Eileen (who really seems to have inspired me today!):
>>His need to compartmentalize good and evil, to constantly categorize and make
> divisions concerning morality, reflects the kind of logic that is
> very dangerous, that can be (and has been) used to justify anything
> from genocide to slavery.<<
>
>Oh for heaven's sakes, could we be a little more TOLERANT than that?
GENOCIDE AND SLAVERY? So when do we start making the Nazi comparisons
about people who disagree with us?<
Actually, extremely black and white logic *is*, in fact, closely associated with prejudiced attitudes (which, combined with the right/wrong combination of power and circumstances, have led to the horrors mentioned). Studying the link between "black&white logic" and prejudice was the very topic of my thesis, and I could send you my entire reference list and the results of my own research as evidence! (nonono, comes the alarmed chorus of HPFGU listmembers, that's quite all right). All the same, I agree that comparing Kevin with Hitler would be going a mite far, though I don't think ladjables was really doing that...
Eileen (can't have too much of a good thing, eh?):
> Not to scare him, as his defenders insist. Not to kill him, as Snape
insists. But to have Lupin bite him, making Snape a werewolf. Maybe,
Sirius thought that arrogant, bigoted Snape deserved to see the world
from the point of the down and out like Lupin (...) Of course, an acronym is needed. Tabouli?<
S.T.A.T.I.C.S.A.P. (Sirius' Trick Aimed To Instruct Callous Snape About Prejudice)(Whomping Willow freezing reference?)

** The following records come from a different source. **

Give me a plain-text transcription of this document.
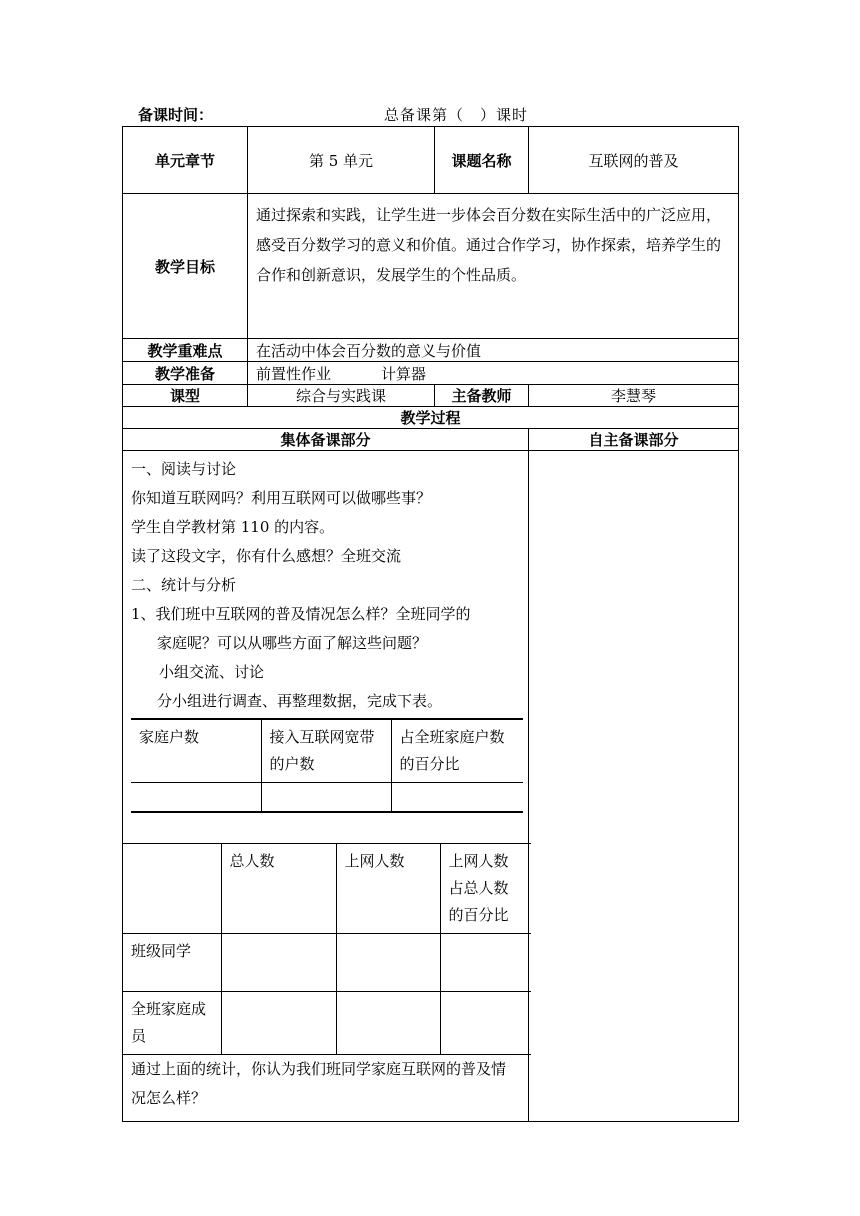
备课时间：	总备课第（　）课时
单元章节	第 5 单元	课题名称	互联网的普及
教学目标	通过探索和实践，让学生进一步体会百分数在实际生活中的广泛应用，感受百分数学习的意义和价值。通过合作学习，协作探索，培养学生的合作和创新意识，发展学生的个性品质。
教学重难点	在活动中体会百分数的意义与价值
教学准备	前置性作业	计算器
课型	综合与实践课	主备教师	李慧琴
教学过程
集体备课部分	自主备课部分

一、阅读与讨论
你知道互联网吗？利用互联网可以做哪些事？
学生自学教材第 110 的内容。
读了这段文字，你有什么感想？全班交流
二、统计与分析
1、我们班中互联网的普及情况怎么样？全班同学的
家庭呢？可以从哪些方面了解这些问题？
小组交流、讨论
分小组进行调查、再整理数据，完成下表。
家庭户数	接入互联网宽带的户数	占全班家庭户数的百分比

	总人数	上网人数	上网人数占总人数的百分比
班级同学			
全班家庭成员			
通过上面的统计，你认为我们班同学家庭互联网的普及情况怎么样？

Cindy (just for a change):
> Because his mother was relieved of her soul while he was in
utero, Severus is part-dementor and has many of the characteristics
of a dementor, but not to the same degree as a real dementor (cold,
gliding, draining happiness from the air around them, infesting the
darkest places)(...) OK, it's not L.O.L.L.I.P.O.P.S., but it's a start. :-)<
(Captain of L.O.L.L.I.P.O.P.S. though she is, Tabouli has to grin evilly at this theory, which gets points for sheer imagination). I think, as creative force behind this theory, Cindy should be comandeered to write the alternative Unauthorised Biography of Severus Snape...
S.L.A.P.D.A.S.H.! (Snape's Life As Part-Dementor: A Sorrowful History).